Foot strike pattern, notably, showed no significant age-related differences across five studies. Whatever else changes, how the foot contacts the ground does not appear to be a primary age-related variable.
What this means for your training
A few things follow directly from this research:
Calf strength is the highest-yield intervention for masters runners. If ankle propulsion is the primary site of age-related decline — and this review strongly suggests it is — then gastrocsoleus strengthening is not optional maintenance. It is the core of a masters-specific training program. Progressive calf raises, loaded eccentrics, and single-leg strength work deserve the same attention as mileage.
Hip flexor loading increases with age, even as ankle loading decreases. If you’re experiencing proximal hip symptoms in your 50s or 60s, the biomechanics support this being a real, structurally driven phenomenon — not imagined, not just fatigue.
Stride length reduction is not always something to train away. Some runners assume a shorter stride represents a problem to be fixed with drills and mobility work. In the absence of other limiting factors, the body may be self-selecting a stride length that manages load appropriately. Context matters.

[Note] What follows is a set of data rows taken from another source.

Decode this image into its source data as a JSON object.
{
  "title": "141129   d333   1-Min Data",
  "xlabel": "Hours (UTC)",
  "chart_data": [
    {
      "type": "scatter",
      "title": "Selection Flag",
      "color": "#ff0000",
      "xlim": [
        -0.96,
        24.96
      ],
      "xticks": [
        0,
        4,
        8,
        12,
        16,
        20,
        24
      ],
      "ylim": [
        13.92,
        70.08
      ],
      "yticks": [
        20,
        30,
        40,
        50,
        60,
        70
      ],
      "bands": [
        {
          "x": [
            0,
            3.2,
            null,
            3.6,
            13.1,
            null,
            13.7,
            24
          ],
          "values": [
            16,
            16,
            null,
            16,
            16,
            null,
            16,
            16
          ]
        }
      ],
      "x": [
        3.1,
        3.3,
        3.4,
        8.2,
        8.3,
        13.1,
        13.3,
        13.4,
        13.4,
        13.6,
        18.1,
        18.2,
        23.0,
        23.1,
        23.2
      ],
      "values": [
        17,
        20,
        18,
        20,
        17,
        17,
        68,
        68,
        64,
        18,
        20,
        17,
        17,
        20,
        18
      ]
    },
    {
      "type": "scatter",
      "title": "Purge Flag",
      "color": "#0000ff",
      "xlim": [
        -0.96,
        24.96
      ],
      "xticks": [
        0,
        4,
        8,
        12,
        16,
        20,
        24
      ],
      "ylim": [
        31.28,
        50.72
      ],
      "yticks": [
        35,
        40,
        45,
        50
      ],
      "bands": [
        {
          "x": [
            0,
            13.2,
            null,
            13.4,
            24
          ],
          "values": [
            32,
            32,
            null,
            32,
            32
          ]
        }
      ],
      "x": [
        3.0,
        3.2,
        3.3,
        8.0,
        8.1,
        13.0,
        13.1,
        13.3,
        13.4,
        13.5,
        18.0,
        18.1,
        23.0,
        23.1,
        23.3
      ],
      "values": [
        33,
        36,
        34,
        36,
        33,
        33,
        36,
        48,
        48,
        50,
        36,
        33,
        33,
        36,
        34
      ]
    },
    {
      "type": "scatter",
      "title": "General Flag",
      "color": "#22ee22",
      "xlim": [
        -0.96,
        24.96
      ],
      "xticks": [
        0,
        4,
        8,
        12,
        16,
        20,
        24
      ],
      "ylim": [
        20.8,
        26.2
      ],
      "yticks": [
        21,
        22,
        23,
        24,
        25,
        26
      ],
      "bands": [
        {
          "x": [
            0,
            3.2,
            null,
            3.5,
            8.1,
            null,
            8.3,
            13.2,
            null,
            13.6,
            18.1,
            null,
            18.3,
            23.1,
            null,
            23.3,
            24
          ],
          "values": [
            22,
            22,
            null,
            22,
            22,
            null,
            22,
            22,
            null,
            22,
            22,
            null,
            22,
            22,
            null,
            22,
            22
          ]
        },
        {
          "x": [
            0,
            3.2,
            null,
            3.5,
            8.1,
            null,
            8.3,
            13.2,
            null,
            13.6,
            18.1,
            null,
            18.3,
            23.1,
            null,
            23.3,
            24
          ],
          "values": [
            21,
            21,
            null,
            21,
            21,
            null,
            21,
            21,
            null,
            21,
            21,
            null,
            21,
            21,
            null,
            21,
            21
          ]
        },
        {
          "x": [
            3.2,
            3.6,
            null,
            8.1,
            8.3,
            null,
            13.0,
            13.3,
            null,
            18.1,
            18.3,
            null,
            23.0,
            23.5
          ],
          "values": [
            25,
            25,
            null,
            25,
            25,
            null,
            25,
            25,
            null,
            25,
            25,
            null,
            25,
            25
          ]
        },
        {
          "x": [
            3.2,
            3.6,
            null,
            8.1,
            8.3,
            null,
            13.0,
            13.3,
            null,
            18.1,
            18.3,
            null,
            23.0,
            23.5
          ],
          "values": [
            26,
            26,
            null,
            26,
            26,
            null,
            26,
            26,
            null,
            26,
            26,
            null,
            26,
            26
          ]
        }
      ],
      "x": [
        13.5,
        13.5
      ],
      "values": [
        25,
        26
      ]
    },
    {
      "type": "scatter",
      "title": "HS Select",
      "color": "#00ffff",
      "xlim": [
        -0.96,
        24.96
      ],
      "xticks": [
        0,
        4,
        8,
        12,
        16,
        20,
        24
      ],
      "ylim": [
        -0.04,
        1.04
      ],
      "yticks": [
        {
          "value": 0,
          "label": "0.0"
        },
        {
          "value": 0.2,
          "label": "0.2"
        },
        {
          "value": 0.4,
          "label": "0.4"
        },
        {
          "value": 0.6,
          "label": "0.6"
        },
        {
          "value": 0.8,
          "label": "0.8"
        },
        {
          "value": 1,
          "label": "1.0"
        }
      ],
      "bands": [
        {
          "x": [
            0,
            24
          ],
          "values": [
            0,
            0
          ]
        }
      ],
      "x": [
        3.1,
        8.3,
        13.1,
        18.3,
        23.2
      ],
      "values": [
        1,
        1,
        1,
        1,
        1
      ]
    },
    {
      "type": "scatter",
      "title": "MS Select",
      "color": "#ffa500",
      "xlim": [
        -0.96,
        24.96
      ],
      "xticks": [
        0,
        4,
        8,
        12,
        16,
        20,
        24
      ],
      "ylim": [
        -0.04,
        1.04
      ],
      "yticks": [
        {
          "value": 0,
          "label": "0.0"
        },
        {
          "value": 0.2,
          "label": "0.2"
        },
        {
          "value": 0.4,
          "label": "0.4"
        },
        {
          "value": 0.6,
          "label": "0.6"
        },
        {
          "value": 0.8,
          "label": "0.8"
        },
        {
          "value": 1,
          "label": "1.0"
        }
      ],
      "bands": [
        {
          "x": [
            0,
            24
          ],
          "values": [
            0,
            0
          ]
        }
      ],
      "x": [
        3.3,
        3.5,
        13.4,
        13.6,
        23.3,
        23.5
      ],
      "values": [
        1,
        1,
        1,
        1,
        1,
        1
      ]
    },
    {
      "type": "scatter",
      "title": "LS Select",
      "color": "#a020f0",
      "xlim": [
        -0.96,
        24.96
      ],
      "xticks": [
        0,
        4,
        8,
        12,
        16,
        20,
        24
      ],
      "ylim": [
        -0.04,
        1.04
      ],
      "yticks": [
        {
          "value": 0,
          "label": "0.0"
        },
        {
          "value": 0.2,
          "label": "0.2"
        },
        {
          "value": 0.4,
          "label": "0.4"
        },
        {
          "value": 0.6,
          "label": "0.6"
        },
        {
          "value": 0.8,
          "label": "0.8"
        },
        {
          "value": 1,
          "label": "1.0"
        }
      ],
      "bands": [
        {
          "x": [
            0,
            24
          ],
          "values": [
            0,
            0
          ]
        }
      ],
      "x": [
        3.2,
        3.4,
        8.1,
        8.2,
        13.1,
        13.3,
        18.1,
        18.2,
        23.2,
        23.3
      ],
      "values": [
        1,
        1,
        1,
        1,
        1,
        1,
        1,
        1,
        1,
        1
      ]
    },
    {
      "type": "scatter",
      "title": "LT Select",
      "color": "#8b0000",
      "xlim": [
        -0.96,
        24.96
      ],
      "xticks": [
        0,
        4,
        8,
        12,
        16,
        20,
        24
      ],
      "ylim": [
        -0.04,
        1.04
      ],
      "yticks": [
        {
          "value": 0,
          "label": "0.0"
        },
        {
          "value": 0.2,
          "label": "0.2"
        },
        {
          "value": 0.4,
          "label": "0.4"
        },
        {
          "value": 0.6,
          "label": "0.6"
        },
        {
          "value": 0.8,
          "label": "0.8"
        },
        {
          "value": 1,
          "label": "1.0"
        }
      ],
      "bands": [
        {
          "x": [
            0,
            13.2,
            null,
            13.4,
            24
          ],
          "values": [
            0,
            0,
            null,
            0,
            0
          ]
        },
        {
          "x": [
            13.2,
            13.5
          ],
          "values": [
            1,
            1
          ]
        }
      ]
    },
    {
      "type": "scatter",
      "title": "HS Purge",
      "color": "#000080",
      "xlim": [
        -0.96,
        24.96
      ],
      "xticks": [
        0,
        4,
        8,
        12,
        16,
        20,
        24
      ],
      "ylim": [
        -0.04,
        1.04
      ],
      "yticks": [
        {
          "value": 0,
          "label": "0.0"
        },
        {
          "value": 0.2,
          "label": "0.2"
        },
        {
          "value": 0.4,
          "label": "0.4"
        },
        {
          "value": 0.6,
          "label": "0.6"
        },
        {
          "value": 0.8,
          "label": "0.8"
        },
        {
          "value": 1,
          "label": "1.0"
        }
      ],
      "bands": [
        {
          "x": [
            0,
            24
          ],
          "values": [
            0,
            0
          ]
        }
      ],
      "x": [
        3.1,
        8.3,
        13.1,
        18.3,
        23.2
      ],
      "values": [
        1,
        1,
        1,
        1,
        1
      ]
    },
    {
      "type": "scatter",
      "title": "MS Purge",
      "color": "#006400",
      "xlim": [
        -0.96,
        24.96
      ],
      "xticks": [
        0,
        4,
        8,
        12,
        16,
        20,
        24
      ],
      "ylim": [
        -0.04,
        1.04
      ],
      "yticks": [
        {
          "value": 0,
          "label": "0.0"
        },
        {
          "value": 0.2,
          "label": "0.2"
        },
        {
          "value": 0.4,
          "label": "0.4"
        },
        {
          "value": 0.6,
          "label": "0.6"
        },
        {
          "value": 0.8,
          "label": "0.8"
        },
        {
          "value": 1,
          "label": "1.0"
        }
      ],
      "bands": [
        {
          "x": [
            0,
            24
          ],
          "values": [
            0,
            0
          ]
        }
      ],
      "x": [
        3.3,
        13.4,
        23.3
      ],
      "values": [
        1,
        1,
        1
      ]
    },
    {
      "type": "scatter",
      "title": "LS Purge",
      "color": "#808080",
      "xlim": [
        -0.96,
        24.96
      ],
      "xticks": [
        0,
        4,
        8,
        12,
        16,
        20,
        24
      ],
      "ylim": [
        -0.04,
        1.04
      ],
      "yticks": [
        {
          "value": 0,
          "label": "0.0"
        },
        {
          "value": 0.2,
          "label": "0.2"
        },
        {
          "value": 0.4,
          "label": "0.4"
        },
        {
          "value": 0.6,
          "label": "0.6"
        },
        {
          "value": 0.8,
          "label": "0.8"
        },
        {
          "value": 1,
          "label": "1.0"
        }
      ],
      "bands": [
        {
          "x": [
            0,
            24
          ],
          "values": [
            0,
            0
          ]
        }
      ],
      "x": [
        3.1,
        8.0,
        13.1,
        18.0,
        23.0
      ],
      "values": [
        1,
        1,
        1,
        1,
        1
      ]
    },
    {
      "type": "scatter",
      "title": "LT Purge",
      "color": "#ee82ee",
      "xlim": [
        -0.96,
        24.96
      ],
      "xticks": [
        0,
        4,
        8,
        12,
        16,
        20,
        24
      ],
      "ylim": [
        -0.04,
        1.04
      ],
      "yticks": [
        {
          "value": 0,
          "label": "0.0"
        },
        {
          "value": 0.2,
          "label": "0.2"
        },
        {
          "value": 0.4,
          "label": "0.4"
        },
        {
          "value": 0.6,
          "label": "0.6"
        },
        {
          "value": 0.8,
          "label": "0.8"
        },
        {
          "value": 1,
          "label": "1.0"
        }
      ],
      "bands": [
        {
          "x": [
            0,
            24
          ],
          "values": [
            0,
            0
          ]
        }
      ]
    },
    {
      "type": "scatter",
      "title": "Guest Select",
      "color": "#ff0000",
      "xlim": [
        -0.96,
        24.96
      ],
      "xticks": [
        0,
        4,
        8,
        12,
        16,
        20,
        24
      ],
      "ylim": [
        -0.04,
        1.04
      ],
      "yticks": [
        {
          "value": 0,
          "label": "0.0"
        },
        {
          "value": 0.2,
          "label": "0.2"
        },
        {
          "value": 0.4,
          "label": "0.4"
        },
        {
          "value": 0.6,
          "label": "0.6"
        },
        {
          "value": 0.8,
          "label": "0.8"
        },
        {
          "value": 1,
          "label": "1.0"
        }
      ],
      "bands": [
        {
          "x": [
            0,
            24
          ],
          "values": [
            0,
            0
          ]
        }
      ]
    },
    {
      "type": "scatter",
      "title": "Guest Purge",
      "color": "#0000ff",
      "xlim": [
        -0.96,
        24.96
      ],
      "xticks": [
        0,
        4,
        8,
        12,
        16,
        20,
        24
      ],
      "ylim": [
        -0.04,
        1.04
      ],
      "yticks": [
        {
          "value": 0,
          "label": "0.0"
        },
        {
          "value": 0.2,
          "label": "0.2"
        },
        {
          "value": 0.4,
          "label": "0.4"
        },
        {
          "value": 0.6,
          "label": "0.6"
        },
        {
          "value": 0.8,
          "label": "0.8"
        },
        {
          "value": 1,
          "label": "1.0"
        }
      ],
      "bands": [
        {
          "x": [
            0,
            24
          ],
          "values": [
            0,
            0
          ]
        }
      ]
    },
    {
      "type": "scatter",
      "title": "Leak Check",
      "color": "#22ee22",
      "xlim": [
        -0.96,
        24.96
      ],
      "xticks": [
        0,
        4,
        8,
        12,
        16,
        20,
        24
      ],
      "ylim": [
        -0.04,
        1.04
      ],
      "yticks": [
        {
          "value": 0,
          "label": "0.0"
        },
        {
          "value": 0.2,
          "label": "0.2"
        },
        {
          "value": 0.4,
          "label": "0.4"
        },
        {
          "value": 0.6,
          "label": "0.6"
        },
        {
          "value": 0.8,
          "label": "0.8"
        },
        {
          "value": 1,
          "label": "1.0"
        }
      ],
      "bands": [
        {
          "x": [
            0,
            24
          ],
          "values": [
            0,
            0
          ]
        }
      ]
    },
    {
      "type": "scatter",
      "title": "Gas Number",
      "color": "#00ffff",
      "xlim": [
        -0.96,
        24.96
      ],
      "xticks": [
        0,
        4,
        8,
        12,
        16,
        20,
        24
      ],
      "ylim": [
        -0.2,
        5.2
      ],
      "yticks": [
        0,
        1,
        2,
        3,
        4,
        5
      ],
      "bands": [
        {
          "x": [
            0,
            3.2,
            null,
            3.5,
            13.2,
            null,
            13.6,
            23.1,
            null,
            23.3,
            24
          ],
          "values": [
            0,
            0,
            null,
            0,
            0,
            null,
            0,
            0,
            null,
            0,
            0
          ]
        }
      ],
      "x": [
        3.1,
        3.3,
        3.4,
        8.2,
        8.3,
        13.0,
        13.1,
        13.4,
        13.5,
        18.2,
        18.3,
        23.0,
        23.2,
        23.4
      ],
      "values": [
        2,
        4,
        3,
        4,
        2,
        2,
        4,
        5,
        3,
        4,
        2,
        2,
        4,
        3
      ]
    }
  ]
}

The knee is more resilient than the popular narrative suggests. Knee extension moments appear largely preserved in masters runners across studies. The ankle and hip are the more dynamic age-related story.
The open question
The review closes with a sentence worth sitting with: the authors note that whether these biomechanical changes are reversible remains an unanswered question. The studies in this review were all cross-sectional — snapshots, not longitudinal tracking. We know masters runners look different from younger runners biomechanically. We do not yet know how much of that difference can be modified with targeted intervention.
That’s the experiment worth running.
Klein M, Patterson C. Changes in running biomechanics in master runners over age 50: a systematic review. Sports Biomechanics. 2023;24(5):1168–1196.